Shifting Borders

For better or worse, we are living in an age of identity, where the growing speed of our technology, media and means of communication has seen a corresponding rise in the efficiency with which we define ourselves in opposition to others. Ideas of citizenship and belonging, borders and barriers have become more prominent not only in virtual space, but also in people’s minds. With the worrying rise of populism and the increasingly erratic expression of democratic seen the world over, from the passing of laws to the erection of walls, these mental barriers are manifesting in the physical world.

I am you, you are too at the Walker Art Center, Minneapolis, explores these troubling phenomena by exhibiting an exceptionally diverse range of works taken from the institution’s collection. Borrowing its title from I M U U R 2 (2013) – a room-sized installation by Danh Voh that considers the ways in which various collected objects can communicate ideas of who we are – the show brings together creations by a groups of artists spanning generations and borders, time and space, to ask how we memorialise the past and understand the structures that shape us, be they social, geographic or political.

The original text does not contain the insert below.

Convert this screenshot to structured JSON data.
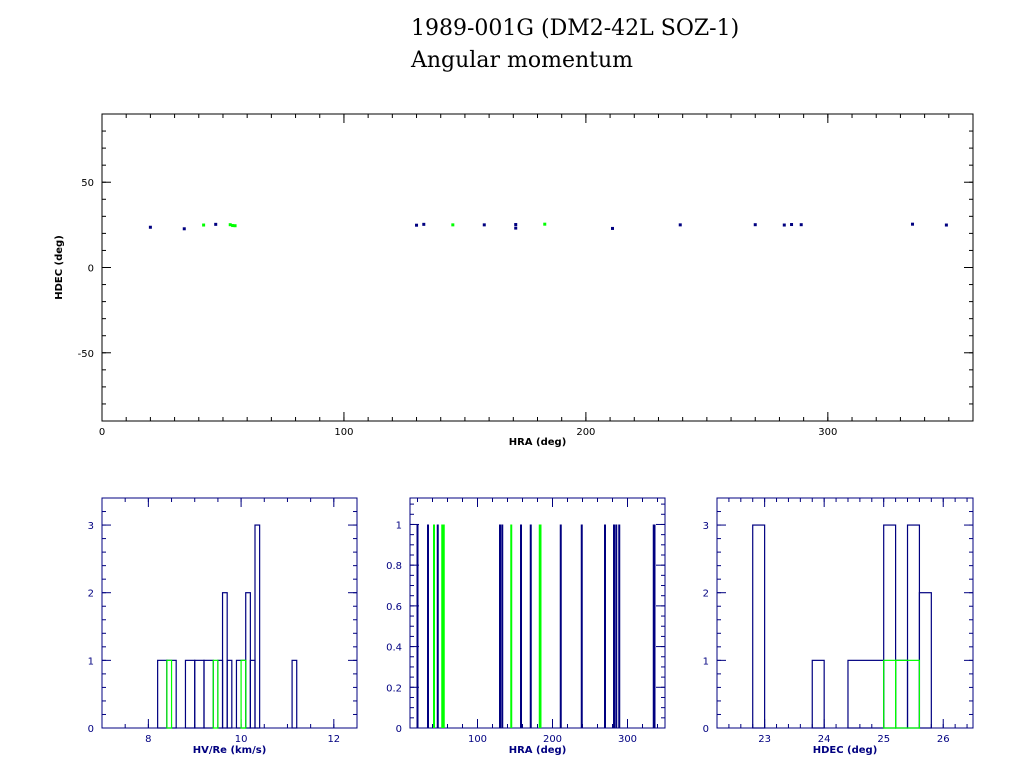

Works by the included artists examine the question from a number of angles. Francis Alÿs, Song Dong and Robert Longo take a special interest in the significance of monuments and shared public space when it comes to the relationship between the individual and the state, whereas for Chantal Akerman and Julie Mehretu changing political systems and shifting geographical borders are a point of focus. Wolfgang Tillmans and Postcommodity, meanwhile, make reference to recent debates surrounding Brexit and the Mexico-US border. In the final gallery of the exhibition, a juxtaposition of generations and geographies comes to the fore with a selection of works hung against selected wallpapers created by Yto Barrada, Yoko Ono and Adam Pendleton.

Seen together, this varied collection of works gives recognition to the many ways in which artists have charted and challenged prevailing value systems surrounding gender, race and sexuality. But it also suggests a more fluid reality beneath the constant struggle to define oneself and one’s group against another, raising apposite questions around identity, culture and political space.